Monique: “Flouuuuu-waaah-reeeee?”
The word flowery has now forever lost all meaning.
Matt cuts to the chase.
“The turn of phrase I heard was “disrespectful pig” and “dog … C U Next Tuesday,” he states.
Monique does that thing you do when someone accuses you of doing something you absolutely did but you have to act shocked by the accusation.
“Whoa. No. No. I would never, ever say that. I don’t speak that way at all,” she replies, pretending like she’s never heard any of those words before. “I’m genuinely shocked, I’m genuinely confused.”
And we’re genuinely not believing her.
Matt decides to bring Abbie over and it basically ends with Abbie screaming “you said it!” and Monique employing the tried and true defence of “she’s fake!”
We all find out that Rachael was apparently with Monique when she said it, so Matt springs up and runs back to the patio to interrogate the new key witness.
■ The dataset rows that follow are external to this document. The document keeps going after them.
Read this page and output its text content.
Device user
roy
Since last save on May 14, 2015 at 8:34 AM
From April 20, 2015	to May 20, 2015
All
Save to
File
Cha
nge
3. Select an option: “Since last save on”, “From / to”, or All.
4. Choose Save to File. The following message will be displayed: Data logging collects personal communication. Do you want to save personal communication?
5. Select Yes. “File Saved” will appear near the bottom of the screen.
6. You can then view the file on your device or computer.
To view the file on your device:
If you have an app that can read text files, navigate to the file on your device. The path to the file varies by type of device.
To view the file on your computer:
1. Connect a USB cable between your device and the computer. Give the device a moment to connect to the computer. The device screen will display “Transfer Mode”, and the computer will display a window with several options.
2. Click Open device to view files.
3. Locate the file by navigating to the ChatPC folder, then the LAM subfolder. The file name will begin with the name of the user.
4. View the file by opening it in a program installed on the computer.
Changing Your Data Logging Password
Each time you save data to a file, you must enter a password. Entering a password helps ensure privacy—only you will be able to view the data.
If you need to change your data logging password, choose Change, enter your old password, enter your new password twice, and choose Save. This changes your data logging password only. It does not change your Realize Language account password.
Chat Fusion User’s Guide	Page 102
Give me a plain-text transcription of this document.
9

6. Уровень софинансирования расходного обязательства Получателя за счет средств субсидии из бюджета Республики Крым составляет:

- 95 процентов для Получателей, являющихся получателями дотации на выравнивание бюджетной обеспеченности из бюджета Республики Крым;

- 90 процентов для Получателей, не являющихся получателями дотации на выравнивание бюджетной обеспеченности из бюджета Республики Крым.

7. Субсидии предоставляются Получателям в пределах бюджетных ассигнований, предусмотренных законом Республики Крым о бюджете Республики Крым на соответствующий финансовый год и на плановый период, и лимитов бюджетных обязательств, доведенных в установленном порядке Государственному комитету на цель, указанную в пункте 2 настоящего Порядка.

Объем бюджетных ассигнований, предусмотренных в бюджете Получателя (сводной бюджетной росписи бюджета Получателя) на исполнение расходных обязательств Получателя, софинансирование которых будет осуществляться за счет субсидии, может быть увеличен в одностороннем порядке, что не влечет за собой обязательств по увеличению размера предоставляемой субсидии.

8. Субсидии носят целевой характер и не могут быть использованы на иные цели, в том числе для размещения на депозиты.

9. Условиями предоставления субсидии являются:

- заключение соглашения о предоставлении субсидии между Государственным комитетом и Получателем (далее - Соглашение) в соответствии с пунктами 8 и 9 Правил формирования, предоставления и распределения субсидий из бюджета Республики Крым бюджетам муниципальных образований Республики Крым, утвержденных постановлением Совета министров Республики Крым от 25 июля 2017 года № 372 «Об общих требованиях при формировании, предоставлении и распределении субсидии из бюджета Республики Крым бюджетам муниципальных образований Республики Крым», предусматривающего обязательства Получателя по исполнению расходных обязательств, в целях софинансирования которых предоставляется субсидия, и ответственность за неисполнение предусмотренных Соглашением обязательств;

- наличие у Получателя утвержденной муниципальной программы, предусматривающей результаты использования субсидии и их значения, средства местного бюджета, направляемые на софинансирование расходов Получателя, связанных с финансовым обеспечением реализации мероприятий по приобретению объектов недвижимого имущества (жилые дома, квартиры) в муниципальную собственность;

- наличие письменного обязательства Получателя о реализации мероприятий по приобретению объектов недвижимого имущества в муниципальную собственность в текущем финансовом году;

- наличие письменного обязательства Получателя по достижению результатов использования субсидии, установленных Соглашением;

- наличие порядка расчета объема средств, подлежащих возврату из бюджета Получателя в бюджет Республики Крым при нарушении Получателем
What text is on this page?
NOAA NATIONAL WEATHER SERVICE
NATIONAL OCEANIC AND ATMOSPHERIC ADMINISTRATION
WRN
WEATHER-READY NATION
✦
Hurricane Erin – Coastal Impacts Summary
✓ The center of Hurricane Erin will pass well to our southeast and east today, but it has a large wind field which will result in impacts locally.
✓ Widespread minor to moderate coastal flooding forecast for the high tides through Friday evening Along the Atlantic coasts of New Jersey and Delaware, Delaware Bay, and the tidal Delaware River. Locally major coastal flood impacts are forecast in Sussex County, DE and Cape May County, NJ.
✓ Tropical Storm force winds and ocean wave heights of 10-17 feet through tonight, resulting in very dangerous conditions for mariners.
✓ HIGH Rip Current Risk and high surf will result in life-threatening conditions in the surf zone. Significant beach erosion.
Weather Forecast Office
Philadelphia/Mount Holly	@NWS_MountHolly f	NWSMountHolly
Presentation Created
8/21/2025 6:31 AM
Rachael is best mates with Monique but she really drops the ball with the alibi.
“We were by the pool and she said it in a joking manner to me. She said it as a joke,” she tells Matt. But Monique denied saying it at all! Ha! Busted! We feel exactly like Ling in Ally McBeal.
“Now to me, it sounds like Mon’s lying. It’s all starting to sound like bullshit to me,” Matt gasps to us.
It’s almost as if producers set themselves the challenge of getting everyone to hurl a cantaloupe tonight.
“You were calling him a dog cantaloupe! You were calling him a dog cantaloupe!” Abbie yells at Monique.
All the girls start running around the garden, sharing their own witness accounts. Everyone has a different version of events.
“I didn’t hear dog cantaloupe but I think I heard giraffe cantaloupe. Maybe it was elephant,” one girl stresses.
“I heard it but they’re bogan,” Sogand tells us. My gosh, Sogand, you should be a lawyer. That defence is bulletproof.
The controversial refrain is whispered over and over until the censor just holds her finger down on the bleep button for an entire 90 seconds because she’s having to dodge rogue cantaloupes left and right.
Monique goes into damage control and starts trying to get support from girls she’s never even spoken to.
“Abbie told Matt that I’ve called him a dog cantaloupe,” Monique snips to this random girl who’s just psyched Monique is talking to her.
Matt can’t take it anymore. He walks into the middle of the backyard with his hands on his head. Battered and bruised, he demands everyone drop their cantaloupes.
“To me, tonight’s been a tremendous waste of time. It’s done my head in. So that’s it,” he barks.
And then he walks out.
Is Monique innocent? Who knows. But someone needs to go tonight, so we sacrifice some chick named Julia instead.
Monique is sharp as a tack and really knows how to read a room.
“I don’t believe this. I don’t even use the word pig,” she bitches to Rachael. Oh Monique. It’s not pigs we care about.
“No one uses that word. It’s 2019, babe. No one uses that word. Bitch. F**king trash. Go home you f**king piece of sh*t,” Rachael snips about Abbie.
Expect to learn many more fun new words when the curious case of the canine cantaloupe continues.